There's a growing trend in our culture to think of the work we do in terms of impact. Significance! Legacy! Lot of pressure to take this kind of "from the future looking back" approach to creating art or choosing a career. And I get that. But it's also tough because, well ... we can't control impact. Right? We can try! But it's up to others. Not us.
I was flipping through my paperback of "The Last Interview" with David Foster Wallace and found this wonderful quote which I've pasted for you below. If you'd like to grab the full book, you can get it right here.
9) Amherst magazine likes to profile alumni whose work has had an impact on the world outside of Amherst. How would you describe the impact of your work? (That may be a two-part question: What kind of impact do you hope your work will have as you're creating it? And what do you think the actual impact has been?) And how do you measure the success of your work?

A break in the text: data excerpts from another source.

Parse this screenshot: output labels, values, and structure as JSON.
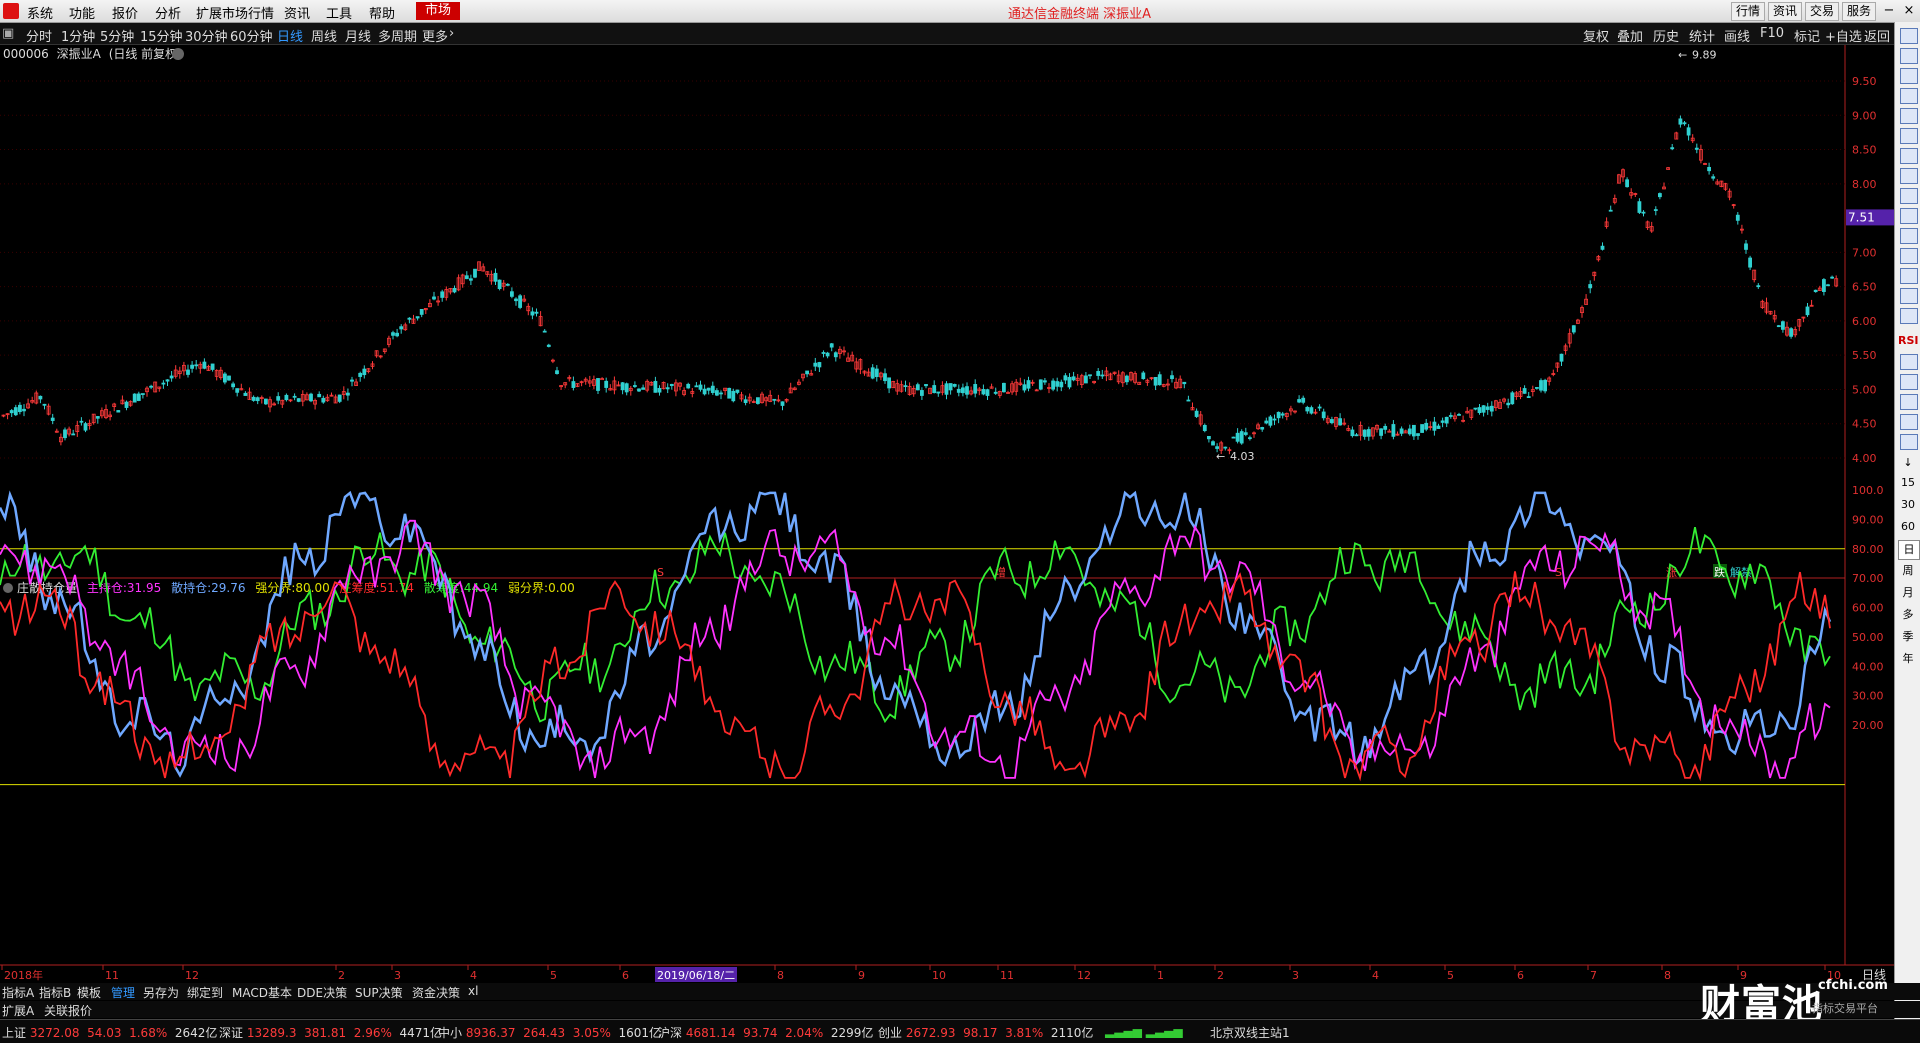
{
  "menubar": {
    "items": [
      "系统",
      "功能",
      "报价",
      "分析",
      "扩展市场行情",
      "资讯",
      "工具",
      "帮助"
    ],
    "market": "市场",
    "title": "通达信金融终端  深振业A",
    "right_buttons": [
      "行情",
      "资讯",
      "交易",
      "服务"
    ]
  },
  "periodbar": {
    "periods": [
      "分时",
      "1分钟",
      "5分钟",
      "15分钟",
      "30分钟",
      "60分钟",
      "日线",
      "周线",
      "月线",
      "多周期",
      "更多"
    ],
    "active": "日线",
    "right_items": [
      "复权",
      "叠加",
      "历史",
      "统计",
      "画线",
      "F10",
      "标记",
      "+自选",
      "返回"
    ]
  },
  "stock": {
    "code": "000006",
    "name": "深振业A",
    "mode": "(日线 前复权)"
  },
  "price_chart": {
    "y_ticks": [
      "9.50",
      "9.00",
      "8.50",
      "8.00",
      "7.00",
      "6.50",
      "6.00",
      "5.50",
      "5.00",
      "4.50",
      "4.00"
    ],
    "y_tick_values": [
      9.5,
      9.0,
      8.5,
      8.0,
      7.0,
      6.5,
      6.0,
      5.5,
      5.0,
      4.5,
      4.0
    ],
    "current_price": "7.51",
    "current_price_value": 7.51,
    "max_label": "9.89",
    "max_value": 9.89,
    "min_label": "4.03",
    "min_value": 4.03,
    "events": [
      "S",
      "增",
      "S",
      "涨",
      "跌",
      "解禁"
    ],
    "colors": {
      "up": "#ff3a3a",
      "down": "#30d0d0",
      "axis": "#b02020",
      "grid": "#3a0000"
    }
  },
  "indicator": {
    "name": "庄散持仓量",
    "items": [
      {
        "label": "主持仓:",
        "value": "31.95",
        "color": "#ff33ff"
      },
      {
        "label": "散持仓:",
        "value": "29.76",
        "color": "#6fa8ff"
      },
      {
        "label": "强分界:",
        "value": "80.00",
        "color": "#e0e000"
      },
      {
        "label": "庄筹度:",
        "value": "51.74",
        "color": "#ff2a2a"
      },
      {
        "label": "散筹度:",
        "value": "44.94",
        "color": "#33ee33"
      },
      {
        "label": "弱分界:",
        "value": "0.00",
        "color": "#e0e000"
      }
    ],
    "y_ticks": [
      "100.0",
      "90.00",
      "80.00",
      "70.00",
      "60.00",
      "50.00",
      "40.00",
      "30.00",
      "20.00"
    ],
    "y_tick_values": [
      100,
      90,
      80,
      70,
      60,
      50,
      40,
      30,
      20
    ]
  },
  "x_axis": {
    "labels": [
      "2018年",
      "11",
      "12",
      "2",
      "3",
      "4",
      "5",
      "6",
      "2019/06/18/二",
      "8",
      "9",
      "10",
      "11",
      "12",
      "1",
      "2",
      "3",
      "4",
      "5",
      "6",
      "7",
      "8",
      "9",
      "10"
    ],
    "cursor_label": "2019/06/18/二",
    "period_label": "日线"
  },
  "bottom_tabs_1": [
    "指标A",
    "指标B",
    "模板",
    "管理",
    "另存为",
    "绑定到",
    "MACD基本",
    "DDE决策",
    "SUP决策",
    "资金决策",
    "xl"
  ],
  "bottom_tabs_1_active": "管理",
  "bottom_tabs_2": [
    "扩展A",
    "关联报价"
  ],
  "sidebar": {
    "labels": [
      "RSI",
      "15",
      "30",
      "60",
      "日",
      "周",
      "月",
      "多",
      "季",
      "年"
    ]
  },
  "status": [
    {
      "name": "上证",
      "price": "3272.08",
      "chg": "54.03",
      "pct": "1.68%",
      "amt": "2642亿"
    },
    {
      "name": "深证",
      "price": "13289.3",
      "chg": "381.81",
      "pct": "2.96%",
      "amt": "4471亿"
    },
    {
      "name": "中小",
      "price": "8936.37",
      "chg": "264.43",
      "pct": "3.05%",
      "amt": "1601亿"
    },
    {
      "name": "沪深",
      "price": "4681.14",
      "chg": "93.74",
      "pct": "2.04%",
      "amt": "2299亿"
    },
    {
      "name": "创业",
      "price": "2672.93",
      "chg": "98.17",
      "pct": "3.81%",
      "amt": "2110亿"
    }
  ],
  "server": "北京双线主站1",
  "watermark": {
    "main": "财富池",
    "site": "cfchi.com",
    "sub": "指标交易平台"
  }
}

Sneaky, Ms. S.: this question actually comprises more than two subquestions. And unfortunately this is all stuff that I've discovered it's in my own best interests not to think much about. 'Impact' is tricky because it has so much to do with interpretation and fashion (which phenomena are far from independent of each other). Plus plain luck: the fact that you've got to find first an agent and then an editor and then an editor's publishing co. who not only like your stuff but believe it to be "viable"—which in 1999 America means salable in sufficient numbers to permit an approximate 7-percent net profit—before you even get to consider something like 'impact' the way Q9's using it. And I know way too many fine and serious writers who haven't been able to get anything published to be able to regard the whole process as anything much more than a lottery. Then, if your thing does get published, and if some combination of cultural kismet and corporate hype garners it an audience, you get to discover how extremely remote people's takes on your work are from anything you had in mind when you were working on it, plus how little whatever they feel and think about the work's author has to do with you as you know and experience yourself . . . I've hit on an effective way to handle all this schizogenic stuff, which is to keep the whole thing at a very simple level, roughly a level/vocabulary that an average U.S. fifth-grader can understand. I want my work to be good. I want to like it. This is the only part that has anything to do with me. I can't make it have an 'impact' on anybody else. This doesn't mean I can't hope it has one, but I can't do anything to guarantee it, or even to cause it. All I can do is make something as good as I can make it (this is the sort of fact that's both banal and profound), and promise myself that I'll never try to publish anything I myself don't think is good or finished. I used to have far more complex and sophisticated ways of thinking about 'impact', but they always left me with my forehead against the wall.